At the heart of our lives as Conventual Franciscans is prayer, especially prayer in community with the other Friars. And at the heart of our prayer is the Eucharist where Christ becomes physically present to us.

Humanity and divinity are joined in this foretaste of Heaven. Francis constantly exhorted his followers to have the utmost respect and reverence for Christ’s real, yet hidden presence in the Eucharist. (Melnick and Wood)

And Francis continues to point us toward this action, as he says in his first Admonition:

As He revealed Himself to the holy apostles in true flesh, so He reveals Himself to us now in sacred bread… And in this way the Lord is always with His faithful, as He Himself says: Behold, I am with you until the end of the age.

By worshiping together in community, and inviting others to share this sacred meal with us in our churches and chapels, we make this divine Presence available to all who seek it – a love given freely to all for all time.

Scripture

It is sometimes said that Francis is the most radical, authentic Christian in history. What this means is that he took Jesus’ words as literal directives and tried to follow them as faithfully as he could. Whether it was what to wear or how to treat others, the answer for him was found in the pages of the Gospels.

Francis believed that when we meet Christ in the Word, we are commissioned into action.
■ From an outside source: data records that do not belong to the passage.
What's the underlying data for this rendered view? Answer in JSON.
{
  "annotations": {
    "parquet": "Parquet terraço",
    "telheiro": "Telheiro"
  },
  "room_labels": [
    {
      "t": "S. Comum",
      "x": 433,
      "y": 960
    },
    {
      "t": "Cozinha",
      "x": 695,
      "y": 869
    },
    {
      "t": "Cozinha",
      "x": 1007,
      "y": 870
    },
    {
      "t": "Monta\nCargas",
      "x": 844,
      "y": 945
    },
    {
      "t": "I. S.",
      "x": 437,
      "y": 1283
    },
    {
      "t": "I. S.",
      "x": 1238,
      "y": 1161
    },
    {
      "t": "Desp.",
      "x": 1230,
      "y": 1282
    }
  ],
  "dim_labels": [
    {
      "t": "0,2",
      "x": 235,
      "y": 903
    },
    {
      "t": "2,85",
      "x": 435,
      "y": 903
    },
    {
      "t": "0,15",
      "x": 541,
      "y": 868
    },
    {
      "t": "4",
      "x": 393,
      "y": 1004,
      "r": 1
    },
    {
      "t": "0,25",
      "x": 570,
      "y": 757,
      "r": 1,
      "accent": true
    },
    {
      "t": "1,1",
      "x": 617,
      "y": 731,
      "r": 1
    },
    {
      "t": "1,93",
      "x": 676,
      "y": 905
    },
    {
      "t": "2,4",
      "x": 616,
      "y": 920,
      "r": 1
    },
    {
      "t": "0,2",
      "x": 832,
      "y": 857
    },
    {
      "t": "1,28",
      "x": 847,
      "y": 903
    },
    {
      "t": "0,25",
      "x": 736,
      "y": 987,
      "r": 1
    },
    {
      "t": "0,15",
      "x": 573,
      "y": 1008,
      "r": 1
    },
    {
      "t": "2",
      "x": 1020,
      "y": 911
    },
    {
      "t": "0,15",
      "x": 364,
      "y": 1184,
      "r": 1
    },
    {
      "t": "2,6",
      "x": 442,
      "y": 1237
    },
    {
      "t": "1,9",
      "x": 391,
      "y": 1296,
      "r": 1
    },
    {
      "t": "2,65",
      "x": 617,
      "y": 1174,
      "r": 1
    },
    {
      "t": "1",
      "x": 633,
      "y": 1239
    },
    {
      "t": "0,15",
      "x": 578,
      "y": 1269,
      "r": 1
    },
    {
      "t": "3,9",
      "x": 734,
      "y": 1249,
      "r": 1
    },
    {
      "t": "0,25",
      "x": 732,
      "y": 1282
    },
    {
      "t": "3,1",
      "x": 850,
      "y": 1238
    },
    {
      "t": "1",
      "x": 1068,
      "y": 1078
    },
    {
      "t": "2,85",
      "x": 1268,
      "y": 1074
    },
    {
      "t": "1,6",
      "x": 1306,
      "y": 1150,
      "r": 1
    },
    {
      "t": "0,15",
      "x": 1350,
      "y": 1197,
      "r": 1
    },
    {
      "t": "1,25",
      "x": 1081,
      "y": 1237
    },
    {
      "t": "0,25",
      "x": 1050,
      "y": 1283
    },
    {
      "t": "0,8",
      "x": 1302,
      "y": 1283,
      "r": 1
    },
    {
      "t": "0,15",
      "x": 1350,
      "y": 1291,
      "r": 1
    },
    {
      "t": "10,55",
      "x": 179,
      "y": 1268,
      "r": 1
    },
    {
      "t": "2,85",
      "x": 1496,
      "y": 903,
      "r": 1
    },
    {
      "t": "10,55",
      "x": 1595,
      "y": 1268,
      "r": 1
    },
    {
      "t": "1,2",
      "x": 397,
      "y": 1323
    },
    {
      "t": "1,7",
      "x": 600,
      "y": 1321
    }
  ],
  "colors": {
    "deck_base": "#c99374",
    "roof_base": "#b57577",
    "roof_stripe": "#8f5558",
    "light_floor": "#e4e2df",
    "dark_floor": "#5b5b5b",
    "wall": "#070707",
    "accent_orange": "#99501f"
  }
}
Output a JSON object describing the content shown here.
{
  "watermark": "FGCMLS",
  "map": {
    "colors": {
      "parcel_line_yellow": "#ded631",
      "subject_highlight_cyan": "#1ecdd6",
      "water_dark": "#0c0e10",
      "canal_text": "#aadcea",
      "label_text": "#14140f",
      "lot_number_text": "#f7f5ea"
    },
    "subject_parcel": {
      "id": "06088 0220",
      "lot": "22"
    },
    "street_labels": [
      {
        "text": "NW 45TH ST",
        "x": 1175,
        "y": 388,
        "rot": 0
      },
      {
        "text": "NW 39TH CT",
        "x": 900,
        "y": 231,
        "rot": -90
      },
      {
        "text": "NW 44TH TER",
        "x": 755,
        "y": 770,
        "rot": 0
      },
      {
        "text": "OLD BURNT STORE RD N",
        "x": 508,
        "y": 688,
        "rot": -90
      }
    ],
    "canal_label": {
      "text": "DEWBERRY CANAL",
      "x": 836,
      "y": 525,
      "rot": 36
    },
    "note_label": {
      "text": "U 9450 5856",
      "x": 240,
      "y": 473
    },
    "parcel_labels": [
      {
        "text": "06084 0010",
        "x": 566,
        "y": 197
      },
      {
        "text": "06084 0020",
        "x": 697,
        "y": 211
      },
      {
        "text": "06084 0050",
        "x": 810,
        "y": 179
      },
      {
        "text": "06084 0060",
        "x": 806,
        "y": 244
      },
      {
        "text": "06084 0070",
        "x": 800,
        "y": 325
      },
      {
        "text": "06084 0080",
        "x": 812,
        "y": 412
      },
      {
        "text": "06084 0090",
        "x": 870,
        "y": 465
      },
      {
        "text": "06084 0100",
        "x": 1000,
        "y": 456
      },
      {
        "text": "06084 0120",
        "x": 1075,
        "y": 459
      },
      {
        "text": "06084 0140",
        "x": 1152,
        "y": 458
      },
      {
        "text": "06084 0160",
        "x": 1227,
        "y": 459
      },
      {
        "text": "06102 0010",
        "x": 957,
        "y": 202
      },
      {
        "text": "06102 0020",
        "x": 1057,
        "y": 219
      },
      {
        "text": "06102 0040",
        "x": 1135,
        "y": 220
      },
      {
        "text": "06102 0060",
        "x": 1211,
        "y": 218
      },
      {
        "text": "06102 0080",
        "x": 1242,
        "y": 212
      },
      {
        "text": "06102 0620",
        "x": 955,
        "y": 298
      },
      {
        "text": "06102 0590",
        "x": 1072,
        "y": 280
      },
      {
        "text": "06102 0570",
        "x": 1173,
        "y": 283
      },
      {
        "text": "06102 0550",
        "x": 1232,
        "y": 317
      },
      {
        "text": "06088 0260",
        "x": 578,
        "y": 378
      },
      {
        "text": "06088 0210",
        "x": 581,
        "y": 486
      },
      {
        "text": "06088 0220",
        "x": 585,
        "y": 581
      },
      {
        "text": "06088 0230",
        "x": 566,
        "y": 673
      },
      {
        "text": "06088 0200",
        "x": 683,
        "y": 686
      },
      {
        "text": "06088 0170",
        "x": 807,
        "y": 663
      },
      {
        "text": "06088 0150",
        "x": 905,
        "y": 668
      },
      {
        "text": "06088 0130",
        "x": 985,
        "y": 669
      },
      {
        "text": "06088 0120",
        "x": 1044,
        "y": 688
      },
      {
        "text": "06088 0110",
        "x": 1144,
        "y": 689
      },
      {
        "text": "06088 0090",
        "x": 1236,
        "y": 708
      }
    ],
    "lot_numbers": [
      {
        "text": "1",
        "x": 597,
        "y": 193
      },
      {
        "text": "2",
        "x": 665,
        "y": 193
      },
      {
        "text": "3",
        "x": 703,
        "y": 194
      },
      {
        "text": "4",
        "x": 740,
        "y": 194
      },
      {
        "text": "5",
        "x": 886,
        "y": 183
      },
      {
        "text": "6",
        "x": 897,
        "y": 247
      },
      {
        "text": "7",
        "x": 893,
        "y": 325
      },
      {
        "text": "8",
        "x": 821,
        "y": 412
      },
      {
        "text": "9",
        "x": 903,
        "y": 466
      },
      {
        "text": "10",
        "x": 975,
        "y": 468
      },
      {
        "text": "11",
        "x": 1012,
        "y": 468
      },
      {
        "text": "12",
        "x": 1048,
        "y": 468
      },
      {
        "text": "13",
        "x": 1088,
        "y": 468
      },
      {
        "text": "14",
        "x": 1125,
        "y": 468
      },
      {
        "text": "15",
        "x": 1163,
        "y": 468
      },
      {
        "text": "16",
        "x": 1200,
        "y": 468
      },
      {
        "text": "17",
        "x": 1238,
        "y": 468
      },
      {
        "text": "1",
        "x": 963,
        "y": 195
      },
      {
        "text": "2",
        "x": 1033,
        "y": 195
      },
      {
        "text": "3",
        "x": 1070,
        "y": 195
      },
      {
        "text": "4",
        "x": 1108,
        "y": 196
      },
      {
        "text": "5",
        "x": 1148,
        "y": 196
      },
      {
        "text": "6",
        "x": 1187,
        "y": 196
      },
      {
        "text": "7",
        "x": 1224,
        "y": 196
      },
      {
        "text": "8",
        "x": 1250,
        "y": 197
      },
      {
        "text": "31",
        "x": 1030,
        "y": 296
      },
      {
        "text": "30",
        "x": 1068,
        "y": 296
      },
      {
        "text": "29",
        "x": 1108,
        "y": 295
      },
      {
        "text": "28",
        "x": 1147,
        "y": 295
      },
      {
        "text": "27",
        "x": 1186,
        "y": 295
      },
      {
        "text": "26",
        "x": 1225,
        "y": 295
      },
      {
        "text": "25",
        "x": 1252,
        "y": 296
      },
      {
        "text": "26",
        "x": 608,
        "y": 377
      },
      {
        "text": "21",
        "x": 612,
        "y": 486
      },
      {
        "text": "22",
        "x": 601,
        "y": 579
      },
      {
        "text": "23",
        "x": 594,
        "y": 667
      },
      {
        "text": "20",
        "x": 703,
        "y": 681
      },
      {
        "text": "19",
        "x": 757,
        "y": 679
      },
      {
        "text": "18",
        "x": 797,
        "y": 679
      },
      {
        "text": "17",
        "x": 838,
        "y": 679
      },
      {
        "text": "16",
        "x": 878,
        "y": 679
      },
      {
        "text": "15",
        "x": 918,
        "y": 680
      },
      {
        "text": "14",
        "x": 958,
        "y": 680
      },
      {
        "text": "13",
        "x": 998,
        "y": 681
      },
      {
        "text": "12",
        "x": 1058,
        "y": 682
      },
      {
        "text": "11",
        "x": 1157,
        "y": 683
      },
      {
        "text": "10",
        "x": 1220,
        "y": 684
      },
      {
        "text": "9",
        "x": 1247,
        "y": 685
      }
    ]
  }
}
He entrusted himself totally to the concrete directives found in the pages of the Gospel and carried them out with zealous abandon. (Melnick and Wood)

We continue to find our spiritual nourishment and direction in the words of Jesus. And we try to follow in the difficult path laid out by our founder.

Francis the daring general also becomes Francis the tender mother. He is never the imposer of a harsh ideal, nor does he exact a uniform pattern of behavior from his followers. He makes exceptions at every turn, and expects weakness in every champion. (Melnick and Wood)

Mary

We are the Conventual Friars of Our Lady of Consolation Province. One of our central ministries is the responsibility to administer the Basilica and National Shrine of Our Lady of Consolation in Carey, Ohio, where thousands of pilgrims travel each year. We pray to the Blessed Mother in our daily community prayer, and many Friars wear a rosary as part of our religious habit.

Why?

Awed by the sanctity of the Virgin Mary, Francis aspired to imitate her perfect discipleship. Like the Mother of Christ, Francis said “Yes” to the plans of God and carried Christ within his very being. He strove to give birth to Christ’s compassionate presence in the world and to recognize that presence in others. (Melnick and Wood)

Mary doesn’t get in the way of God; she leads us to God. We take to heart her words at the wedding feast: “Do whatever He tells you.” While we may not always live up to her, and Francis’, example, it remains the ideal toward which we strive.